Last week, Arizona Corporation Commissioner Andy Tobin proposed a Settlement Agreement to keep one of the oldest, most polluting coal plants in the Western U.S., Navajo Generating Station (NGS), running for another five years.
Tobin also wrote a letter to Secretary of the Interior Ryan Zinke proposing that the federal government “effectively double” its payments to keep NGS running, according to the Arizona Republic.
What are the reasons why Tobin wants to push coal, rather than Arizona’s native resource of solar, and how does he want to do it?
First, he wants it done with even less transparency, as he pushes to “waive [the] Navajo [Nation’s] right to regulate, directly, or indirectly, the decommissioning of NGS.” After subjecting the Navajo to pollution from this power plant for nearly 50 years, now Tobin wants to take away the Nation’s ability to oversee the plant’s decommissioning when that does happen.
And while Tobin voted to reduce solar net metering benefits on the basis that it was a subsidy to solar owners, he now wants huge federal subsidies to repair and maintain NGS during the five-year extension. One might think that Tobin, a former member of the American Legislative Exchange Council (ALEC), would be well aware of the conservative push to ‘let the market decide.’ A representative from Tobin’s office told the Republic that the proposal is “not intended to be a subsidy” but that is exactly what it is.
The market, such as it exists for electricity, has decided to close NGS. SRP, with a 42% interest in NGS, as well as non-owner Central Arizona Project, see shutting the plant down by 2019 as the best possible outcome. A series of reports by the National Renewable Energy Lab have shown that keeping NGS running was costing ratepayers considerably more than purchasing power on the open market.
Tobin doesn’t want to face the reality that keeping NGS running could be fantastically expensive, a jaw-dropping $100 million per year, according to the General Manager for the Central Arizona Project (CAP). The CAP’s interest in shutting down NGS stems from the fact that it uses a significant amount of NGS’ output to pump water nearly 3,000 feet uphill, over 336 miles of scorching desert heat to Tucson.
Tobin also wants to exempt NGS from environmental regulations.
Tobin claims that NGS will increase reliability and ‘secure the grid,’ but does not recognize the potential of high capacity factor concentrated solar thermal projects, like Arizona’s Solana concentrated solar plant, or the innovative potential of batteries, wind-solar combinations and other means to generate electricity after the sun sets.
Tobin’s actions may be motivated by helping to stem job losses from NGS’ closure. That transition is inevitable though, and if Tobin wants to act in the interests of the people who live near the plant, he could help them to secure solar and wind that experts tell us are cost-effective and would greatly benefit both the Navajo and Hopi people.

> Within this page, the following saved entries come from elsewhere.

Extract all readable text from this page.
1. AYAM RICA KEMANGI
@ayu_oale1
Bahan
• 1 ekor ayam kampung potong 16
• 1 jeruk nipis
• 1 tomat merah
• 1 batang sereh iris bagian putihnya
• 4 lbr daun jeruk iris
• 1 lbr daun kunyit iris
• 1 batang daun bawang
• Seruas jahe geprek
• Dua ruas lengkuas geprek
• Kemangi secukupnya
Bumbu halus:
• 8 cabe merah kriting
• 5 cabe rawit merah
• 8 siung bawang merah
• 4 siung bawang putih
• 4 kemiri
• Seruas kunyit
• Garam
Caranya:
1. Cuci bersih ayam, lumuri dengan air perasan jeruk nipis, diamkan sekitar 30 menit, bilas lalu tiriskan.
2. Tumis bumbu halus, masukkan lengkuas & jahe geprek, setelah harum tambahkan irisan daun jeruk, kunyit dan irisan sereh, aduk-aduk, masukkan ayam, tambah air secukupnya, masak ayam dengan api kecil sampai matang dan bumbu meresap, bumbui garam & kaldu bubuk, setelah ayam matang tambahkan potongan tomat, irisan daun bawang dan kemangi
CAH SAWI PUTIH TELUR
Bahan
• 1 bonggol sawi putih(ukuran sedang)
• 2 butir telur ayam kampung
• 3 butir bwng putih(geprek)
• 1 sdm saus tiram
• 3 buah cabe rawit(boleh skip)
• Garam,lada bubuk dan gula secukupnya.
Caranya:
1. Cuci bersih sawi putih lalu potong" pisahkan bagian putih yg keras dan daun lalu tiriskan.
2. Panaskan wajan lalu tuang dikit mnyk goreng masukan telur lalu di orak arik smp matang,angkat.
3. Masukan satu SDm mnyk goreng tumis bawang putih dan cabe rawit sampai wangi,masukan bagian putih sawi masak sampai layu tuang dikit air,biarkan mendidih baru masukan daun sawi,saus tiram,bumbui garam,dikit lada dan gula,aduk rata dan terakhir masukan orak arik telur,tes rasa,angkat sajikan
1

One of NREL’s studies on the cost estimate to replace NGS with solar shows that, depending on where the solar is located, the cost could be as low as $52/MWh. While this is more expensive than the current cost of market power at $32/MWh, solar has no fuel costs, no risk of fuel cost increases, and no water or air pollution, coal ash clean-up, or nuclear waste costs.
If Tobin is actually interested in the future, and in jobs, he needs to look up to the sun, not underground. Solar employs far more people per dollar spent and per MWh generated than coal. As the New York Times recently reported, solar now employs nearly 374,000 people directly and indirectly.
Compare this with the coal industry, which peaked in jobs creation in the 1980’s, before automation and cheap natural gas; coal now employs 160,000 people directly and indirectly (54,000 coal mining jobs).
As a former ALEC member, perhaps Mr. Tobin needs to be reminded of Ayn Rand’s famous quote, “you can ignore reality, but you can’t ignore the consequences of reality.” The consequences of reality are that the NGS must close. Tobin would do his constituents a much greater service by planning for what comes next, not remaining in denial.